Darío, por ignorancia, obró como le vino en gana. Era inencasillable. Y los demás, con un horror al vacío digno de una bomba, le crearon una casilla especial: la de inencasillable. Pertenecía a las casillas sin consideración de respeto. Y a éstas no se les permitía pasar a algo respetable, tal como hacerse novios. Todo esto, naturalmente, vivía en la pandilla sin saberse ni notarse, como un duendecillo maligno que se divirtiese jugando a sus espaldas.
Cuando se supo que le gustaba Bele pareció muy bien a todos: era entretenido.
Bele se puso muy contenta. Era el nuevo. La cosa no pasó de ahí.
Darío, por el tercer trimestre, comenzó a menudear sus encierros en sí mismo. Era impermisible: la reiteración de su conducta le ponía fuera de su tipo de inencasillable. Cuando la cosa por Bele fue también sedimentando, la situación se puso tirante. Era inadmisible tal desafuero a un inencasillable.

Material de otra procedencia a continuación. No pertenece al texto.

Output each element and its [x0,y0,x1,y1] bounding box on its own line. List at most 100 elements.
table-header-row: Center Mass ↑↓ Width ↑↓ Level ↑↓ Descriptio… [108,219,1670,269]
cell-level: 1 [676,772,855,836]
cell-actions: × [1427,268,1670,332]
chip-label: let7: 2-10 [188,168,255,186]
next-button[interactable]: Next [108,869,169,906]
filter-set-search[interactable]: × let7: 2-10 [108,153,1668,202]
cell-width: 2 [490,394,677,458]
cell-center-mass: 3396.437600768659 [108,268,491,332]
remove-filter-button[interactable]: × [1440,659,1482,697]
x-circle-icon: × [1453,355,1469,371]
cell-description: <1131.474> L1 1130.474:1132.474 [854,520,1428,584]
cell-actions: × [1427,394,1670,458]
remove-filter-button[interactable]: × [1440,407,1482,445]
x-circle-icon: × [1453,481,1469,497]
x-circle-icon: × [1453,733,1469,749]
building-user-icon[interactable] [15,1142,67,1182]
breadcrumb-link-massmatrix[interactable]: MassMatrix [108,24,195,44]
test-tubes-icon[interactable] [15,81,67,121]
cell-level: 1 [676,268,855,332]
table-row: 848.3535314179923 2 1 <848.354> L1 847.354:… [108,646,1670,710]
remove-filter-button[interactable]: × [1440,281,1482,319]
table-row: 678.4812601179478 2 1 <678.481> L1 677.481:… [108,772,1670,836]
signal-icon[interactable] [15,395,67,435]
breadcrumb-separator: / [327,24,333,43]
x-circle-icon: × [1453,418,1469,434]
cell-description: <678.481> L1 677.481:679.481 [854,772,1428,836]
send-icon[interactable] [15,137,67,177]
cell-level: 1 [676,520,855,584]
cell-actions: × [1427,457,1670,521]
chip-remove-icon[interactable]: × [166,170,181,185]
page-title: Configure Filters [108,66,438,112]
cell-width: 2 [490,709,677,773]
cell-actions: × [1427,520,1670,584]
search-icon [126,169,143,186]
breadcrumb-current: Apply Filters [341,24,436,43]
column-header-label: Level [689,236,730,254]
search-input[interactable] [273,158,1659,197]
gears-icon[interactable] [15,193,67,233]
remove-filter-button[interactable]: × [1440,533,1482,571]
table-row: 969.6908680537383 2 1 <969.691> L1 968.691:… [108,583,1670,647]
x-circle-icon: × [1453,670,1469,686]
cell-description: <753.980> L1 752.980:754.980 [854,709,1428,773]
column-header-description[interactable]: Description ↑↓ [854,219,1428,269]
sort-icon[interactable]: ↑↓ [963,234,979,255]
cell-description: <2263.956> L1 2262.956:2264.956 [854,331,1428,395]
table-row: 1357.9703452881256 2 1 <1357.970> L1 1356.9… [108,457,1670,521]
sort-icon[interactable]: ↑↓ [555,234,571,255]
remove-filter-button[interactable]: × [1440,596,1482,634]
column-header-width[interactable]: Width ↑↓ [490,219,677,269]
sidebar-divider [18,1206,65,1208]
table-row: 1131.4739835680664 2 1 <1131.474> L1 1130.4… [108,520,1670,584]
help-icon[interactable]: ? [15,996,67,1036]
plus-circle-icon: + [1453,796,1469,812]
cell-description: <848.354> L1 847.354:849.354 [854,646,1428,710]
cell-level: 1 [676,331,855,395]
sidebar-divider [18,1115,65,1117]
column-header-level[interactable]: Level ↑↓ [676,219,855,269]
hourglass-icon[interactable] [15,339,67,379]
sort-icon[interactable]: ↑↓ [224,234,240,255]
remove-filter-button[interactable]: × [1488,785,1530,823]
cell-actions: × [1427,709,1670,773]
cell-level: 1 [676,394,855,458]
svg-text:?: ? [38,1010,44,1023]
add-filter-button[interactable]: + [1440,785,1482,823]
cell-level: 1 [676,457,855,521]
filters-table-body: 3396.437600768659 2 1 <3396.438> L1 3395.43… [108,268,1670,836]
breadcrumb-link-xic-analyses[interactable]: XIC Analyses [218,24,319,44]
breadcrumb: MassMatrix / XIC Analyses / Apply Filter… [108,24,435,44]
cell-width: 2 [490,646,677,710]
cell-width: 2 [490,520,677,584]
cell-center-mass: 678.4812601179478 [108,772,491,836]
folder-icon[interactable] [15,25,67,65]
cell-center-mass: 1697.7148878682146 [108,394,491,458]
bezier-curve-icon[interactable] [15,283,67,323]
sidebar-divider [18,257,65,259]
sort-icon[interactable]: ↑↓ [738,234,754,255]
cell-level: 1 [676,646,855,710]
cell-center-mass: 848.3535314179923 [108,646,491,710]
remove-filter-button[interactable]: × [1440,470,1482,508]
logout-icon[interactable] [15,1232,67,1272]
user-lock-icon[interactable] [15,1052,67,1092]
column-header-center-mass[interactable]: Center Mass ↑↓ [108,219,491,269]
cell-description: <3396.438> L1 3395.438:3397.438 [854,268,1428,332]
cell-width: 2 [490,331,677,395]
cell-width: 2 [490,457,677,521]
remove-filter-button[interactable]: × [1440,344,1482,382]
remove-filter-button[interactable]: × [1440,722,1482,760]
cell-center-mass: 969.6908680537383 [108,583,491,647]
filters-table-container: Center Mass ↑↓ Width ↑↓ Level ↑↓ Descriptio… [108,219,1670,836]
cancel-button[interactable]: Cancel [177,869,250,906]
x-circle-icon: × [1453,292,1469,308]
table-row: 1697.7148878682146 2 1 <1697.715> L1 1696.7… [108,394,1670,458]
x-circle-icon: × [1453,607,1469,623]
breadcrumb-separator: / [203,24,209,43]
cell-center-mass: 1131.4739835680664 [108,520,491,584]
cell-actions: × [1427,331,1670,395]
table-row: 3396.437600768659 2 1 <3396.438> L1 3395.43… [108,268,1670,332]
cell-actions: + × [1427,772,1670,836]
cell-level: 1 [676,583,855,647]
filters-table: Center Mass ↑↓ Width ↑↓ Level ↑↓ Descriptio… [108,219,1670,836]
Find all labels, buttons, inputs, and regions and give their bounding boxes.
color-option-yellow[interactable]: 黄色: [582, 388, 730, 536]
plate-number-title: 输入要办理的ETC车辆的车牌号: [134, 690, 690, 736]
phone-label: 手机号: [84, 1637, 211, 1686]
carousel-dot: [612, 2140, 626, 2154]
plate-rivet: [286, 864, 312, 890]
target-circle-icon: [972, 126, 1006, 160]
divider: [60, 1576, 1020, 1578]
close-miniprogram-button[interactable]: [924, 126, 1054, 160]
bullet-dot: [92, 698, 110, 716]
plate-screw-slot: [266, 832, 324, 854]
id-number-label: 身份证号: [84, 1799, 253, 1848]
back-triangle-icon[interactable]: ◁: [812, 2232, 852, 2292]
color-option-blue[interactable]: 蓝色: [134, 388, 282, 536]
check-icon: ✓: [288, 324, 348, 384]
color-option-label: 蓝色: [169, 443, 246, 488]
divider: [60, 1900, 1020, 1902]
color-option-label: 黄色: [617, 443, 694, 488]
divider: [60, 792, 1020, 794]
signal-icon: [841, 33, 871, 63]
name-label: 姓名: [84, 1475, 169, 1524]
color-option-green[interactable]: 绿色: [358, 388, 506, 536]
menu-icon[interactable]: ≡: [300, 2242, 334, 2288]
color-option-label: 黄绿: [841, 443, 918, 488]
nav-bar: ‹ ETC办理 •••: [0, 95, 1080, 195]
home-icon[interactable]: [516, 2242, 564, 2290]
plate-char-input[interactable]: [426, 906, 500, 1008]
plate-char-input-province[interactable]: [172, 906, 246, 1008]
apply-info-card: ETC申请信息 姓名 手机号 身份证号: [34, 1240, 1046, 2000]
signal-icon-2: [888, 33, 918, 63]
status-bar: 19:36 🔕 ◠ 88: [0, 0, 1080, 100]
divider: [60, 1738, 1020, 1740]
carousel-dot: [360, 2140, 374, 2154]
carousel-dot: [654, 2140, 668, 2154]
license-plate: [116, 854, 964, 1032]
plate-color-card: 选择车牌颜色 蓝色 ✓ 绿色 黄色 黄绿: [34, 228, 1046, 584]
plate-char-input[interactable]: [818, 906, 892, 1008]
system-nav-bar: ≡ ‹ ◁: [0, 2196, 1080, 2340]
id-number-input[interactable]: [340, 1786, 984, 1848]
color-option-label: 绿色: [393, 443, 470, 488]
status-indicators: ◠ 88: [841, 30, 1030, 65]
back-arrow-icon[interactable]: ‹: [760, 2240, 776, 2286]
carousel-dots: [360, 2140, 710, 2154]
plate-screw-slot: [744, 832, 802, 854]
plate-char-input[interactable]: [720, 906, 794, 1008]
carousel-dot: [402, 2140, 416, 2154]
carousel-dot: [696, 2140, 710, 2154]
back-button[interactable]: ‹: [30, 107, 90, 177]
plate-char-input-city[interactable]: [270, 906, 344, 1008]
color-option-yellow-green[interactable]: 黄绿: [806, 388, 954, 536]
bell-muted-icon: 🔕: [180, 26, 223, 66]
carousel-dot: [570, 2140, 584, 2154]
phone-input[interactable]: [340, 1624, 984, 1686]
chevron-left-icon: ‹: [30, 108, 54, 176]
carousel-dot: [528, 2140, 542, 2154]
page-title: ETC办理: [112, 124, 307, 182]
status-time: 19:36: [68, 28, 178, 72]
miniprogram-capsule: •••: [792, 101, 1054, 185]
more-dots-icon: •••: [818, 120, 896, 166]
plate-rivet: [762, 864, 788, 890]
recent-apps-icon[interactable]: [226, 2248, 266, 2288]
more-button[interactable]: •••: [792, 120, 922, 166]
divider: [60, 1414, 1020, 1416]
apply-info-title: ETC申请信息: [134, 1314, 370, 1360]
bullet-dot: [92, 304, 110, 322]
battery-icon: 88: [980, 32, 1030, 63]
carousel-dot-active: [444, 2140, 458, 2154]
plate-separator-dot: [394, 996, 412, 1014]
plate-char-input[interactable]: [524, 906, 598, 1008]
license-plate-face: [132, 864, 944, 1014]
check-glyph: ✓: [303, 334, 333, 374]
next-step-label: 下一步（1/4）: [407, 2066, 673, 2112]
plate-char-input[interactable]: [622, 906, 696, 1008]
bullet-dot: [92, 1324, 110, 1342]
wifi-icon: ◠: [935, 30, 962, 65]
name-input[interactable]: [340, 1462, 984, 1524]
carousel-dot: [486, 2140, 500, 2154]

Cuando propuso hacer excursiones la marea creció. ¡Hacer excursiones! Tal cosa no se le había ocurrido nunca a las pandillas de la Castellana fuera de la temporada de esquí.
Esto es lo que sentían todos. La atmósfera se cargó tanto que hasta se llegó a contar chistes, por vez primera en mucho tiempo: desde el verano anterior. Ya casi no se hablaba. La gente empezó a tener cada vez más compromisos extrapandillistas. Todo moría en ellos. Hasta Fry, que quería de verdad a Darío; hasta Enrique, que le tenía respeto; hasta Melletis, que le tenía de lado; y hasta Piti, que estaba medio atontada por él, todos, todos, estaban deseando que desapareciera de su vista de una vez para siempre, ¡demonio turbador de gente sencilla!
De repente todo se arregló. Darío no volvió más por la pandilla.